Pendant ce temps, les larges masses laborieuses, tout en mesurant l’ampleur de la tâche et conscientes, que l’équipe de Diomaye-Sonko n’en est qu’à ses premiers pas, se félicitent de ces courageuses mesures. Il n’y a que quelques mercenaires de la plume, dont certains voient leurs noms cités dans des scandales économiques et surtout fonciers, qui se muent en donneurs de leçons, accusant les nouvelles autorités de reniement de leurs engagements préélectoraux et continuant de les diaboliser, de plus belle, malgré le désaveu subi par leur camp politique.
Ce faisant, ils font semblant d’oublier, que c’est la résistance farouche du duo Sonko-Diomaye, à l’arbitraire du pouvoir de Benno-APR, qui a réussi à torpiller le scénario de la troisième candidature de Macky Sall et permis l’obtention de succès électoraux successifs jusqu’à l’admirable victoire à la présidentielle du 24 mars 2024.
Il s’agit, à présent, de passer du moment révolutionnaire de sédition au geste constitutionnel, par lequel le peuple consacre une nouvelle loi fondamentale, porteuse de rupture, instaurant la nouvelle ère de l’antisystème.

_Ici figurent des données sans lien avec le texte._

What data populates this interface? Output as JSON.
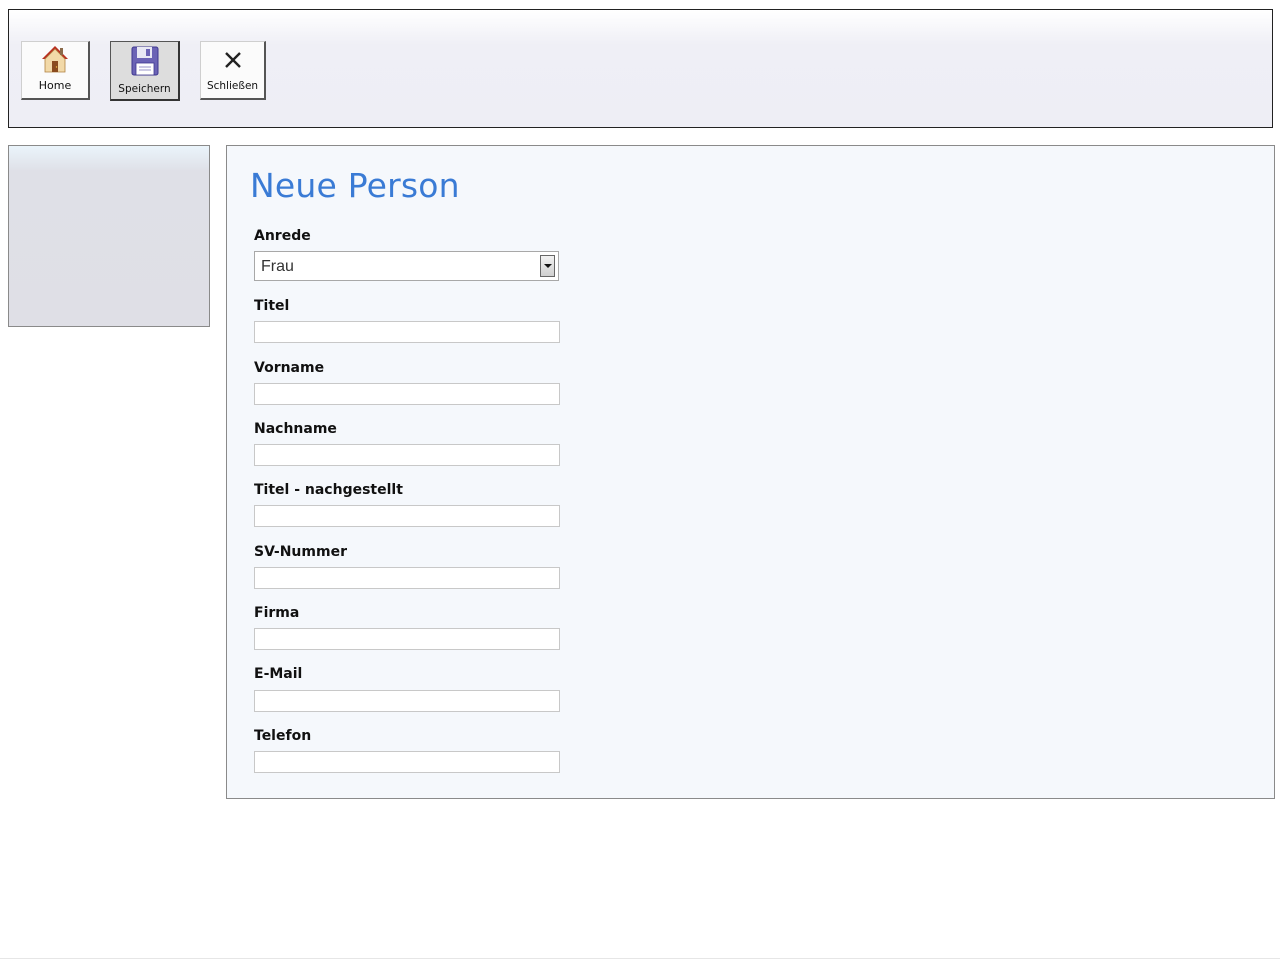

Car ne nous y trompons pas ! La marge de manœuvre du nouveau pouvoir reste étroite.
A première vue, le score flatteur engrangé par le président de la Coalition Diomaye Président ne laisse aucun doute sur la volonté du peuple de soutenir cette ambition de rupture d’avec la domination néocoloniale, marque de fabrique du Pastef, toutes ces dernières années.

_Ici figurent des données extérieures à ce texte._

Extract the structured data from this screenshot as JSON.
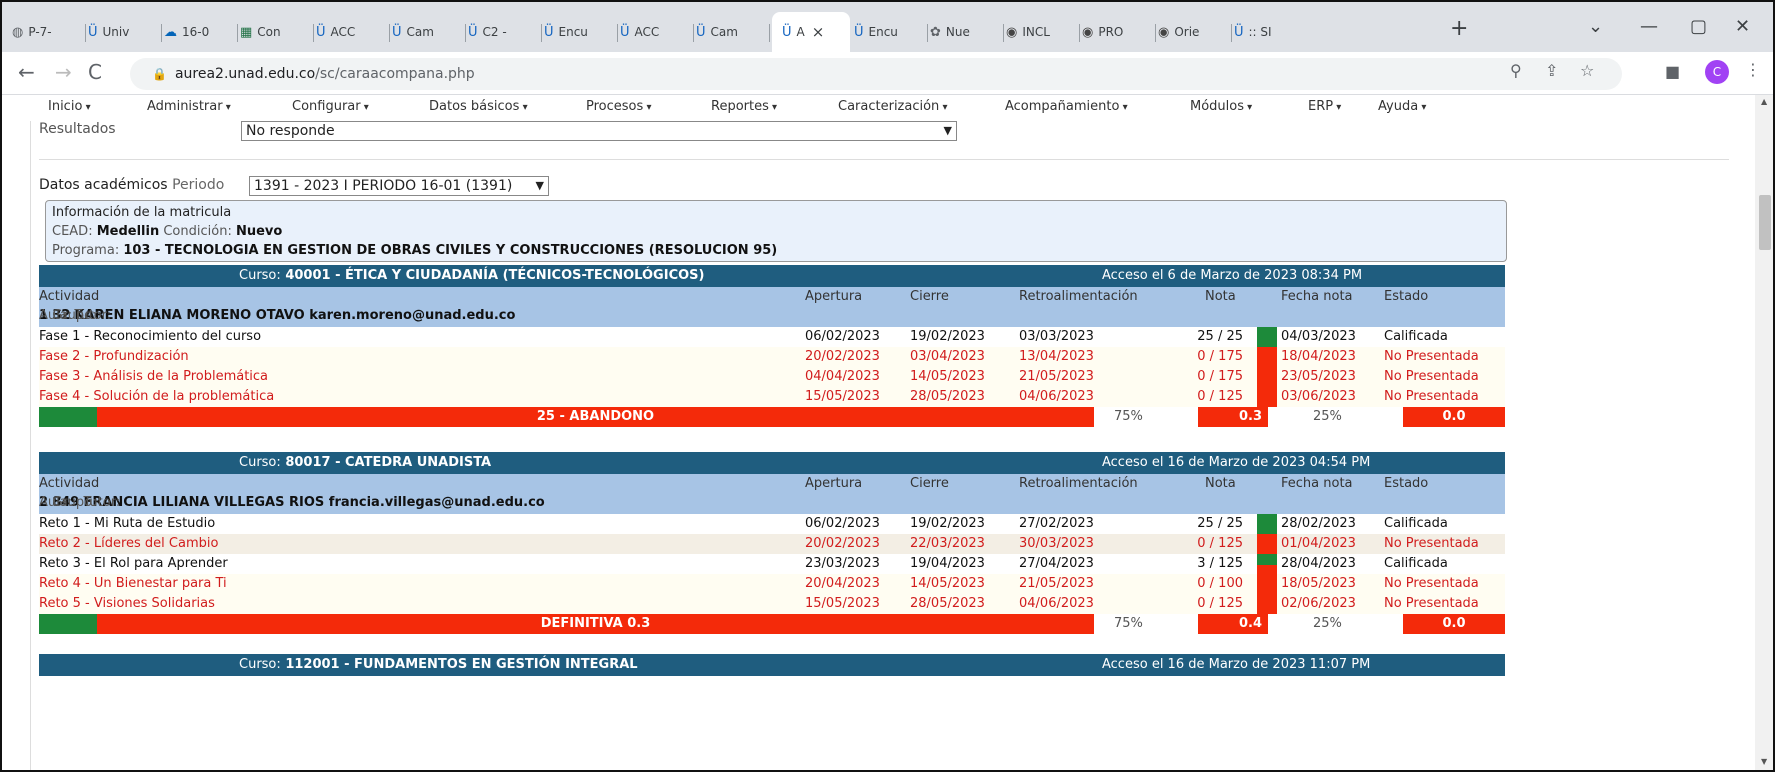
{
  "browser": {
    "tabs": [
      {
        "label": "P-7-",
        "icon": "globe-icon"
      },
      {
        "label": "Univ",
        "icon": "unad-icon"
      },
      {
        "label": "16-0",
        "icon": "cloud-icon"
      },
      {
        "label": "Con",
        "icon": "excel-icon"
      },
      {
        "label": "ACC",
        "icon": "unad-icon"
      },
      {
        "label": "Cam",
        "icon": "unad-icon"
      },
      {
        "label": "C2 -",
        "icon": "unad-icon"
      },
      {
        "label": "Encu",
        "icon": "unad-icon"
      },
      {
        "label": "ACC",
        "icon": "unad-icon"
      },
      {
        "label": "Cam",
        "icon": "unad-icon"
      },
      {
        "label": "A",
        "icon": "unad-icon"
      },
      {
        "label": "Encu",
        "icon": "unad-icon"
      },
      {
        "label": "Nue",
        "icon": "chatgpt-icon"
      },
      {
        "label": "INCL",
        "icon": "chrome-icon"
      },
      {
        "label": "PRO",
        "icon": "chrome-icon"
      },
      {
        "label": "Orie",
        "icon": "chrome-icon"
      },
      {
        "label": ":: SI",
        "icon": "unad-icon"
      }
    ],
    "url_host": "aurea2.unad.edu.co",
    "url_path": "/sc/caraacompana.php",
    "profile_initial": "C"
  },
  "menu": [
    "Inicio",
    "Administrar",
    "Configurar",
    "Datos básicos",
    "Procesos",
    "Reportes",
    "Caracterización",
    "Acompañamiento",
    "Módulos",
    "ERP",
    "Ayuda"
  ],
  "resultados": {
    "label": "Resultados",
    "value": "No responde"
  },
  "academicos": {
    "label": "Datos académicos",
    "periodo_label": "Periodo",
    "periodo_value": "1391 - 2023 I PERIODO 16-01 (1391)"
  },
  "matricula": {
    "title": "Información de la matricula",
    "cead_label": "CEAD:",
    "cead_value": "Medellin",
    "cond_label": "Condición:",
    "cond_value": "Nuevo",
    "prog_label": "Programa:",
    "prog_value": "103 - TECNOLOGIA EN GESTION DE OBRAS CIVILES Y CONSTRUCCIONES (RESOLUCION 95)"
  },
  "columns": {
    "actividad": "Actividad",
    "apertura": "Apertura",
    "cierre": "Cierre",
    "retro": "Retroalimentación",
    "nota": "Nota",
    "fecha_nota": "Fecha nota",
    "estado": "Estado"
  },
  "courses": [
    {
      "curso_label": "Curso:",
      "curso_name": "40001 - ÉTICA Y CIUDADANÍA (TÉCNICOS-TECNOLÓGICOS)",
      "acceso": "Acceso el 6 de Marzo de 2023 08:34 PM",
      "aula_label": "Aula:",
      "aula": "1",
      "grupo_label": "Grupo:",
      "grupo": "32",
      "tutor_label": "Tutor:",
      "tutor": "KAREN ELIANA MORENO OTAVO karen.moreno@unad.edu.co",
      "rows": [
        {
          "act": "Fase 1 - Reconocimiento del curso",
          "ap": "06/02/2023",
          "ci": "19/02/2023",
          "re": "03/03/2023",
          "nota": "25 / 25",
          "fn": "04/03/2023",
          "est": "Calificada",
          "ok": true
        },
        {
          "act": "Fase 2 - Profundización",
          "ap": "20/02/2023",
          "ci": "03/04/2023",
          "re": "13/04/2023",
          "nota": "0 / 175",
          "fn": "18/04/2023",
          "est": "No Presentada",
          "ok": false
        },
        {
          "act": "Fase 3 - Análisis de la Problemática",
          "ap": "04/04/2023",
          "ci": "14/05/2023",
          "re": "21/05/2023",
          "nota": "0 / 175",
          "fn": "23/05/2023",
          "est": "No Presentada",
          "ok": false
        },
        {
          "act": "Fase 4 - Solución de la problemática",
          "ap": "15/05/2023",
          "ci": "28/05/2023",
          "re": "04/06/2023",
          "nota": "0 / 125",
          "fn": "03/06/2023",
          "est": "No Presentada",
          "ok": false
        }
      ],
      "summary": {
        "label": "25 - ABANDONO",
        "pct1": "75%",
        "nota": "0.3",
        "pct2": "25%",
        "final": "0.0"
      }
    },
    {
      "curso_label": "Curso:",
      "curso_name": "80017 - CATEDRA UNADISTA",
      "acceso": "Acceso el 16 de Marzo de 2023 04:54 PM",
      "aula_label": "Aula:",
      "aula": "2",
      "grupo_label": "Grupo:",
      "grupo": "849",
      "tutor_label": "Tutor:",
      "tutor": "FRANCIA LILIANA VILLEGAS RIOS francia.villegas@unad.edu.co",
      "rows": [
        {
          "act": "Reto 1 - Mi Ruta de Estudio",
          "ap": "06/02/2023",
          "ci": "19/02/2023",
          "re": "27/02/2023",
          "nota": "25 / 25",
          "fn": "28/02/2023",
          "est": "Calificada",
          "ok": true
        },
        {
          "act": "Reto 2 - Líderes del Cambio",
          "ap": "20/02/2023",
          "ci": "22/03/2023",
          "re": "30/03/2023",
          "nota": "0 / 125",
          "fn": "01/04/2023",
          "est": "No Presentada",
          "ok": false
        },
        {
          "act": "Reto 3 - El Rol para Aprender",
          "ap": "23/03/2023",
          "ci": "19/04/2023",
          "re": "27/04/2023",
          "nota": "3 / 125",
          "fn": "28/04/2023",
          "est": "Calificada",
          "ok": true
        },
        {
          "act": "Reto 4 - Un Bienestar para Ti",
          "ap": "20/04/2023",
          "ci": "14/05/2023",
          "re": "21/05/2023",
          "nota": "0 / 100",
          "fn": "18/05/2023",
          "est": "No Presentada",
          "ok": false
        },
        {
          "act": "Reto 5 - Visiones Solidarias",
          "ap": "15/05/2023",
          "ci": "28/05/2023",
          "re": "04/06/2023",
          "nota": "0 / 125",
          "fn": "02/06/2023",
          "est": "No Presentada",
          "ok": false
        }
      ],
      "summary": {
        "label": "DEFINITIVA 0.3",
        "pct1": "75%",
        "nota": "0.4",
        "pct2": "25%",
        "final": "0.0"
      }
    },
    {
      "curso_label": "Curso:",
      "curso_name": "112001 - FUNDAMENTOS EN GESTIÓN INTEGRAL",
      "acceso": "Acceso el 16 de Marzo de 2023 11:07 PM"
    }
  ],
  "colors": {
    "course_header": "#1f5d7f",
    "col_header": "#a7c4e5",
    "danger": "#f42a0a",
    "success": "#1d8a3a",
    "late_text": "#d11c1c"
  }
}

Néanmoins, on ne peut manquer de noter une discordance entre l’influence politique considérable qu’exerce le Pastef sur la scène politique nationale et son niveau organisationnel mis à mal par la répression féroce et aveugle qu’il a subi. Il n’est pas exagéré de dire que les cadres du parti et plusieurs militants ne sont en fait que des rescapés de la machine carcérale étatique digne des pires dictatures.
De telle sorte qu’au vu des nobles ambitions annoncées, en termes de libération nationale et sociale, il y a lieu d’une part à ratisser encore plus large au sein de segments de la classe politique, acquis aux principes de la rupture avec l’ordre ancien et d’autre part à emmener le peuple à s’approprier des idéaux de souveraineté nationale, de respect des droits et libertés et de justice sociale.
N’oublions pas également que le parlement reste encore sous le contrôle de l’ancienne majorité du Benno-APR.
Ainsi, les prochaines législatives risquent d’être pleines d’incertitudes, d’autant plus difficiles pour le camp patriotique, qu’il ne devrait pas s’agir, cette fois-ci, de faire dans la continuité.
Pour rappel, on a assisté, lors de nos deux premières alternances, en 2000 et 2012, au « déménagement » massif ou transhumance de barons politiques et autres porteurs de voix, de l’ancien pouvoir vers le nouveau. De plus, les pouvoirs Sopi et Benno Bokk Yakaar n’ont pu disposer de majorités confortables au Parlement, que grâce au fameux système inique du raw gaddu consistant à privilégier le scrutin majoritaire à un tour par rapport à celui proportionnel. Cela leur permettait d’engranger un nombre d’élus sans commune mesure avec le pourcentage de voix obtenues.
Ainsi, lors de la deuxième alternance de mars 2012, quelques mois après son accession au pouvoir, lors des législatives du 1er juillet, la méga-coalition Benno Bokk Yakaar, perdait 12 points par rapport à son score aux présidentielles, avec 53,06% mais engrangeait 119 sièges. En avril 2001, le régime libéral était même devenu minoritaire avec 49,6%, des voix, en termes de vote populaire, mais recueillait quand même 89 députés.
Si le pouvoir Pastef et ses alliés veulent consolider leur nouveau pouvoir déjà victime de multiples assauts de la part d’anciens dignitaires du défunt régime de Benno Bokk Yakaar et de leurs auxiliaires, ils ne devraient plus pouvoir compter sur les vieilles recettes du système honni et se trouveraient donc obligés de résoudre des équations politiques très ardues. C’est dire que pour réussir la « transformation systémique », les nouvelles autorités n’y arriveront pas seulement, avec des mesures parcellaires, disparates et des experts technocrates.
Elles sont obligées de miser sur l’aboutissement heureux de la refondation institutionnelle, comme première étape, vers la matérialisation des autres composantes de l’héritage des Assises nationales.